Jupe locked the safe and turned to the roll-top desk.

The second key on the ring opened the desk. The first object Jupe saw when he rolled the top of the desk back was the metal clamp that had been found on the meadow that morning. Jupe turned it over in his hands, then put it aside. He sat down in the swivel chair and began to go through the chequebooks that were heaped in the desk.

There were chequebooks from a number of banks in several cities–the Prairie Bank of Milwaukee, the Desert Trust Company of Salt Lake City, the Riverside Trust Company of New York, and the Central Illinois National Bank of Springfield. Jupe flipped through the stubs in each of the books and saw that the last cheque written on each account was for the entire balance. Barron had closed out all but one of his accounts. The one that remained open was with the Santa Barbara Merchants Trust. The last entry in the cheque register for this account showed that Charles Barron had more than ten thousand dollars on deposit.

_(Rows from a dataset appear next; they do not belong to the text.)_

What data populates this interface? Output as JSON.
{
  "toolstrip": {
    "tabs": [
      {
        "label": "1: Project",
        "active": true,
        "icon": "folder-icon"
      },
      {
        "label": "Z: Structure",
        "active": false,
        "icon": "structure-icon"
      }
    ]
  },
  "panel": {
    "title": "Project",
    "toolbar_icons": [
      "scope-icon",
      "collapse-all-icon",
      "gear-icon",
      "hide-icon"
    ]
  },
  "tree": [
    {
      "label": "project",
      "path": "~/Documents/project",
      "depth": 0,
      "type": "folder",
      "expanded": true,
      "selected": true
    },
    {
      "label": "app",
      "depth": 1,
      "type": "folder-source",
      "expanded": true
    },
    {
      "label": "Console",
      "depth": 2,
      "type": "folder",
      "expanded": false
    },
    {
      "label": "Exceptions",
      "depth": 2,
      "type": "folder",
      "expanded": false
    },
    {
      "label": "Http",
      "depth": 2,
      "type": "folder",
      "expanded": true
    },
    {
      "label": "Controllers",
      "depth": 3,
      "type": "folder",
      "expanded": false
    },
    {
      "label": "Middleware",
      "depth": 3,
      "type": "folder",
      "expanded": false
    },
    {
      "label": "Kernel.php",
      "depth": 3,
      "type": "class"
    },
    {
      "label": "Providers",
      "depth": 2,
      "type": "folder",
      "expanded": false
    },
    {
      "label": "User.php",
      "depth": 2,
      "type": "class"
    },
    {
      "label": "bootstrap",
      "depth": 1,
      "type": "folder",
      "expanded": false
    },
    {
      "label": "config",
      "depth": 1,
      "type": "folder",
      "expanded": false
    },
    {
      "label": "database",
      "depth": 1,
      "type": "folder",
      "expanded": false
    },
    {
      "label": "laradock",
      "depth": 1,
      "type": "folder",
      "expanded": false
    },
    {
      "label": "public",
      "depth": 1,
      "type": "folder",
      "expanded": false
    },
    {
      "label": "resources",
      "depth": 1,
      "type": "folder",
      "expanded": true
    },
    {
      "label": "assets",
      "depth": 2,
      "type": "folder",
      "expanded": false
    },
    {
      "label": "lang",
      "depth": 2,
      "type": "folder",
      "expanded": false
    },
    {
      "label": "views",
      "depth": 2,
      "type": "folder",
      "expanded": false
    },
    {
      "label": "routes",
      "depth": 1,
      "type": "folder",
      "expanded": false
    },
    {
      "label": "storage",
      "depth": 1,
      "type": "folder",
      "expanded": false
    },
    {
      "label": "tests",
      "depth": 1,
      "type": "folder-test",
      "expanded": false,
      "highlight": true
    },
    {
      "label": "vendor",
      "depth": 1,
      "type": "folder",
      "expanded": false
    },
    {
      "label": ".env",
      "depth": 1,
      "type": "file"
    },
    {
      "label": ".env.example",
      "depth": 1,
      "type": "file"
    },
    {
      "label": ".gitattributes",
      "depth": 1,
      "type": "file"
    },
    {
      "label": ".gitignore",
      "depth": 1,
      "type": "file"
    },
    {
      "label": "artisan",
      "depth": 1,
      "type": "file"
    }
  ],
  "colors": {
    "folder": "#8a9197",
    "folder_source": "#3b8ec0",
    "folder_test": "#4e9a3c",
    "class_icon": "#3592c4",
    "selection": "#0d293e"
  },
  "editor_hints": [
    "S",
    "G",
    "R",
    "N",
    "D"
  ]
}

Jupe leaned back in his chair and began to read through the list of cheques, and he almost whistled aloud in astonishment. Millions of dollars had been deposited in the Santa Barbara institution in the past two years, and huge cheques had been written on the account. Some of the money had gone to pay for equipment for the ranch. There were cheques to a feed company and cheques to several oil companies and cheques to auto dealers for trucks and to garages for repairs. There were cheques to engineering companies for irrigation equipment and to cement companies for sand and gravel and cement. Barron had spent enormous amounts to equip his ranch.

But in addition, huge sums had gone to firms with names that Jupiter did not know. A company called Peterson, Benson, and Hopwith had received money from Barron on more than ten occasions, and the amounts varied from fifty thousand dollars to more than two hundred thousand. Numbers of cheques had been written to the Pacific Stamp Exchange, for sums that were stunning.